The UGC has revisited its earlier guidelines related to university examinations.— Dr. Ramesh Pokhriyal Nishank (@DrRPNishank) July 6, 2020
In view of the safety, career progression and placements of the students and their larger interests, after consulting @HMOIndia and @MoHFW_INDIA, it has been decided that pic.twitter.com/evKTYPwnIa
By the time UGC’s revised guidelines were issued, as many as seven major states – Punjab, Maharashtra, Haryana, Rajasthan, Kerala, West Bengal and Madhya Pradesh had decided to cancel the final-year exams due to COVID-19.
The ministers or education departments of Maharashtra, Odisha, Punjab and West Bengal already have or said they will write to the Centre opposing the new guidelines.
Other states have issued fresh guidelines or reversed older decisions. Gujarat reversed its July 1 decision to cancel exams and told state-run universities to hold them by September. And Karnataka announced it would hold exams for final-year students as well.
UGC has recently issued guidelines regarding the conduct of examinations keeping COVID19 in mind. The Higher Education Department has taken a decision on the same after taking into consideration these guidelines while keeping in mind the long term interests of our students.— Dr. Ashwathnarayan C. N. (@drashwathcn) July 10, 2020
Individual universities have had to replan and reschedule as well. The University of Delhi postponed its much-hyped online open-book examinations by a month, to August.
Rajasthan University canceled the date-sheet for final exams and is awaiting instructions from the state government before issuing a fresh one.
Dr A.P.J. Abdul Kalam Technical University which had earlier sent a proposal to the Uttar Pradesh government to promote final year students without exams is now planning to hold exams in September.
The UGC guidelines also had a bearing on technical education prompting the All India Council for Technical Education (AICTE) to issue a revised academic calendar. As per the revised calendar, classes for the new batch of PGDM courses will begin from August 10, while those for other technical courses, including BTech, have been pushed to October 15.
The council has asked all its approved institutions to follow the revised UGC guidelines on examination.

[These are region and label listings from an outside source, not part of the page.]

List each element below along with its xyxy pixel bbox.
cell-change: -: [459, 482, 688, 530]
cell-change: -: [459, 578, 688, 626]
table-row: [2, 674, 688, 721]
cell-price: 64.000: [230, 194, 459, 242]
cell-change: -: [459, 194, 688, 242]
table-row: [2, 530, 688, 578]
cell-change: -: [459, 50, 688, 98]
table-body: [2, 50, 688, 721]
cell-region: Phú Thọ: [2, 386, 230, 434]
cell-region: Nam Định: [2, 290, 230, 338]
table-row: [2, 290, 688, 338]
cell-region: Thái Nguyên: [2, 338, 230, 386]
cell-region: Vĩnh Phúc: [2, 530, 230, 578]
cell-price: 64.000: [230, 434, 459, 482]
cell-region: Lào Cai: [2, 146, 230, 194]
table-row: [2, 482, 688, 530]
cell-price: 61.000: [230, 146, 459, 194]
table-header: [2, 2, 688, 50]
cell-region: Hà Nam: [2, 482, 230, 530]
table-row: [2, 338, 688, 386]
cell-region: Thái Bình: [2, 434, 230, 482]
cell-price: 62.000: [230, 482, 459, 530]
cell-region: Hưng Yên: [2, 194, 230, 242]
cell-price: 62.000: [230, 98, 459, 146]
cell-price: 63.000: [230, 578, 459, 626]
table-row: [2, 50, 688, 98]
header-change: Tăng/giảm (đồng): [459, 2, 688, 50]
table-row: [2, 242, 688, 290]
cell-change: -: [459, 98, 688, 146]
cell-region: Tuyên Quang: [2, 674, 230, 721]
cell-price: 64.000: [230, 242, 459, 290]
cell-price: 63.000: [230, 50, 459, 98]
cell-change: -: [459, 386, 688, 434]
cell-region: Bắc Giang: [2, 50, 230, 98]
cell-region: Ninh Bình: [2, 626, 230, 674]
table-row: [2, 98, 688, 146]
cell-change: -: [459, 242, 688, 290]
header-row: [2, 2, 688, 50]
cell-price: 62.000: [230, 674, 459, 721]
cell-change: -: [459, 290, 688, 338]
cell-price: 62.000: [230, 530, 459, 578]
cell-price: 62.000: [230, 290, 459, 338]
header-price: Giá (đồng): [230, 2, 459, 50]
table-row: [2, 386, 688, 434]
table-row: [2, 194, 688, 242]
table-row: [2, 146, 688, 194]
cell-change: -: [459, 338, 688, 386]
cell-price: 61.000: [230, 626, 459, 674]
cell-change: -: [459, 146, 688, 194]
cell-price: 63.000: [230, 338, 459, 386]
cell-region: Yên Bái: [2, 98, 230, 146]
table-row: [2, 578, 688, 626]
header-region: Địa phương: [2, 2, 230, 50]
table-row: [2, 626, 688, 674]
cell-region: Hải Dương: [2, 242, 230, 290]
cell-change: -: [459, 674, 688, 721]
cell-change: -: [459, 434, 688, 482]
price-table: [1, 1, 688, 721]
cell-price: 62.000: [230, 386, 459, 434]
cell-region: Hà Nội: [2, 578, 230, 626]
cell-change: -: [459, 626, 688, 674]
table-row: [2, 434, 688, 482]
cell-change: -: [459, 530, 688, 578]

The United States Federal Immigration Authority announced this week that foreign students pursuing degrees in American universities that will be taught entirely online next semester due to COVID-19, must leave the country.
The decision invited massive backlash, not just from students, but the universities themselves. Harvard University and Massachusetts Institute of Technology have sued the Immigration and Customs Enforcement, or ICE, for barring international students from staying in the United States.

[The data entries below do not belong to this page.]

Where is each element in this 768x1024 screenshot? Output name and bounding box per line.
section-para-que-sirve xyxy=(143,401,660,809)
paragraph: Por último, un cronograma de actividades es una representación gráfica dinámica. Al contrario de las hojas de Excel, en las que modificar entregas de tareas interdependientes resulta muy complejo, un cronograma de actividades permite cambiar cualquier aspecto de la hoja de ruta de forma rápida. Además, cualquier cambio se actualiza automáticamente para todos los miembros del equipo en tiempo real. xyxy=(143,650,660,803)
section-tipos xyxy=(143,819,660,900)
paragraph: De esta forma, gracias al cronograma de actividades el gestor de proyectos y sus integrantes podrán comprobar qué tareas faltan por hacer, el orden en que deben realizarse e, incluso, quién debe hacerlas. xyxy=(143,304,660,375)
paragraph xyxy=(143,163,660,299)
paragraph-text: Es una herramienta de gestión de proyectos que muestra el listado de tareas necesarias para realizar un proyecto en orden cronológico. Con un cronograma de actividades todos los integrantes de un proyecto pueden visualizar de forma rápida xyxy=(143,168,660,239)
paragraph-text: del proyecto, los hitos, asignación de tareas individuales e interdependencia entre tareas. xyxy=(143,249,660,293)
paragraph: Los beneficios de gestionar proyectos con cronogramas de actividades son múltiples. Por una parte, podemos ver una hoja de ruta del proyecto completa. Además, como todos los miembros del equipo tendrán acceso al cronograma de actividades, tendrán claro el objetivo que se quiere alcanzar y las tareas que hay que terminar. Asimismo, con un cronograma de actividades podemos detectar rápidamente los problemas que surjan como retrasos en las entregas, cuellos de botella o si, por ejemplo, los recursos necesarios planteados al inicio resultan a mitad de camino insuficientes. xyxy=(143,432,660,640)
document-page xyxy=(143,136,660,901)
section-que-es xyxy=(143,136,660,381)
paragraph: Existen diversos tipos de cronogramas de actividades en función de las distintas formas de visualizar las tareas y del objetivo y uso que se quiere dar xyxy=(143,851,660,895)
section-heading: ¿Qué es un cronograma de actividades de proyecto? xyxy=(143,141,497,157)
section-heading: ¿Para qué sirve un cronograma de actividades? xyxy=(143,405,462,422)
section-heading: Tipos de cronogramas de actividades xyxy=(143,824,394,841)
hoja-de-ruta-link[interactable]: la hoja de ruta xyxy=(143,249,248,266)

Indian students form one of the biggest segments likely to be impacted by this as over two lakh Indian students are enrolled in different programmes in the US.
A group of 30 US Senators and 136 Congressmen, all from the opposition Democratic Party, has also urged the President Donald Trump-led administration to reverse its order.

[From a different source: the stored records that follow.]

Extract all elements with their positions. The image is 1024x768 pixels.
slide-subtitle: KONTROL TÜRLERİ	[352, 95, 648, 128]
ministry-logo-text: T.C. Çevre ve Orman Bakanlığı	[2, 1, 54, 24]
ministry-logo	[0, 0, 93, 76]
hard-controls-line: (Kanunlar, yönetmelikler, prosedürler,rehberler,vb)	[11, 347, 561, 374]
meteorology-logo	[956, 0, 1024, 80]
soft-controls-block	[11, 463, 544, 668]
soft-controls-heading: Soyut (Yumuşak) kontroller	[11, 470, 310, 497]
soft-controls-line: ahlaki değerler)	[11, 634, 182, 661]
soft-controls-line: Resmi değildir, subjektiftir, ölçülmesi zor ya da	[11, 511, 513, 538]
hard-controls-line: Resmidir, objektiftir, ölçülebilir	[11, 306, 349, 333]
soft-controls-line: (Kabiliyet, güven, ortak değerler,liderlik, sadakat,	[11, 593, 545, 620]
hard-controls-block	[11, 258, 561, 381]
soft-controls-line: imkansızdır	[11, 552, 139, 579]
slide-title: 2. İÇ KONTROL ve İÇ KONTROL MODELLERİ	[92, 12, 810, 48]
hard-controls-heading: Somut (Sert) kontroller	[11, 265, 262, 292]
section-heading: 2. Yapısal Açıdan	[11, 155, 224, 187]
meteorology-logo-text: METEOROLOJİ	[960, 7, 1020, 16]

The Karnataka High Court has stayed the Karnataka Government's order banning online for school children stating that banning it encroaches upon the Fundamental Right to Life and Education. Earlier, Karnataka Government had banned online classes from pre-primary to Class 10.
In another decision, the Delhi High Court directed the Delhi University to file an affidavit detailing the schedule of final year undergraduate exams which have been postponed from July 10 to August. The high court also asked the DU administration to explain in the affidavit as to how it proposes to conduct exams- online, off-line or in blended mode.
The Delhi High Court this week also asked the National Law University, Delhi (NLUD) to correct its revised admission notification of June 30 under which it had done away with the reservation for other backward classes (OBC) and economically weaker sections (EWS).